It’s more than a little maddening that the state even found itself in such a position. A majority in both the Arkansas House of Representatives and Senate supports the private option. A majority of Democratic and Republican legislators support the private option. The legislative jockeying in recent months has been all about securing a supermajority, 75 percent support in each chamber. That meant that 26 of 100 House members or nine of 35 senators could derail the plan. As Arkansas Times columnist Ernie Dumas has pointed out in recent weeks in these pages, Arkansas is unique among states for its requirement that three-fourths of both legislative chambers approve all appropriations. Minorities have taken advantage of the quirk in the past, usually to deleterious effect. Same song, new verse: This go-round we have Republican Rep. Nate Bell of Mena introducing special language amendments to the private option appropriation that will kill funding for spreading the word about the private option and require copays of Arkansans making as little as $6,000. Bell is candid that he wants to kill the policy as soon as possible, but says he doesn’t think it’s currently possible. The appropration with the amended language appeared likely to pass as we went to press, not because House members agree with Bell’s position, but because they believe not supporting it might encourage a minority large enough to block the funding for the private option altogether. That’s patently undemocratic.
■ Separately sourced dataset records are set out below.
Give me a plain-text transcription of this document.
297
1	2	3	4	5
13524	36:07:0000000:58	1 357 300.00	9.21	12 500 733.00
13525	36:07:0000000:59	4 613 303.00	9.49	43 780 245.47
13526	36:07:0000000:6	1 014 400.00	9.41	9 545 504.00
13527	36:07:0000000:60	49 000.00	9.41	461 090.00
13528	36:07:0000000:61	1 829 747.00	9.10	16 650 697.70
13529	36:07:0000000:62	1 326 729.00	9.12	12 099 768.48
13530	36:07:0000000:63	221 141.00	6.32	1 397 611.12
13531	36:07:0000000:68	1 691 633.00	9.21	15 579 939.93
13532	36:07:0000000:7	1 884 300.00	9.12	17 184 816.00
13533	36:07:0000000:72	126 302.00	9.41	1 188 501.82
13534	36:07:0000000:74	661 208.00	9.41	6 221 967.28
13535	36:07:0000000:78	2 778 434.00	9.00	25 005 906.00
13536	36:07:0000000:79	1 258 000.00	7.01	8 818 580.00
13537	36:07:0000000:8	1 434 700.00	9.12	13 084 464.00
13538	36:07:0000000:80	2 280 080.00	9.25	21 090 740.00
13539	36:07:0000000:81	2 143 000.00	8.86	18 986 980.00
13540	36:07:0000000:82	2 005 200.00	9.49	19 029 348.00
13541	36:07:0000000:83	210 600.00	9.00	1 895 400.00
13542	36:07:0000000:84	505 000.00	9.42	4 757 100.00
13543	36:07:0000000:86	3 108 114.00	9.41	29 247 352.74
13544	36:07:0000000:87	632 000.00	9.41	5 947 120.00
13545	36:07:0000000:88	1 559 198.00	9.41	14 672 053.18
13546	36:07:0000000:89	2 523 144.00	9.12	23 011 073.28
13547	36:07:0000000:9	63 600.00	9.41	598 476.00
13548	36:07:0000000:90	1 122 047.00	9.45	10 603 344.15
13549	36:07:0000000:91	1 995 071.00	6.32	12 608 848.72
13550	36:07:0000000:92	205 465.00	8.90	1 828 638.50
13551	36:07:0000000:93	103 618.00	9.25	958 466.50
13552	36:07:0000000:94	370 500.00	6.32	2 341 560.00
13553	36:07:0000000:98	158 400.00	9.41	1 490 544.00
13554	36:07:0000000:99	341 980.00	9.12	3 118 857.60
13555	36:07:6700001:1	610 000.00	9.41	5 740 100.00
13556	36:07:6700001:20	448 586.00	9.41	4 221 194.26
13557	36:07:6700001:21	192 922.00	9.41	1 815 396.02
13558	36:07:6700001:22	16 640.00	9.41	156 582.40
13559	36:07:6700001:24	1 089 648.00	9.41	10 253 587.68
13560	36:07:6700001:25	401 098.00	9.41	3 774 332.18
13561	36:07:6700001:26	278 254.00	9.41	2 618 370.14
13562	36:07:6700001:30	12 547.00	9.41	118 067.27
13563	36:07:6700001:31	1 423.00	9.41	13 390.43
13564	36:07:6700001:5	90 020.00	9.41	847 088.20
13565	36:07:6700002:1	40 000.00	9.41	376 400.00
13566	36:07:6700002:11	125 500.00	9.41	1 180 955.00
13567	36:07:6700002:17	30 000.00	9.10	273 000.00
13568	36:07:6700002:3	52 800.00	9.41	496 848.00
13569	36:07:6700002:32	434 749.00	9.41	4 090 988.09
It’s probably for the best that lawmakers came up with a deal to preserve health expansion, but we’d almost hoped that a minority would block funding, and perversely spawn a court challenge. As Dumas has written in the paper and on the Arkansas Blog, there’s good reason to think a supermajority isn’t required to pass an appropriation, especially in the case of federally funded programs, like the current private option.
By some means, it’s time to end minority rule.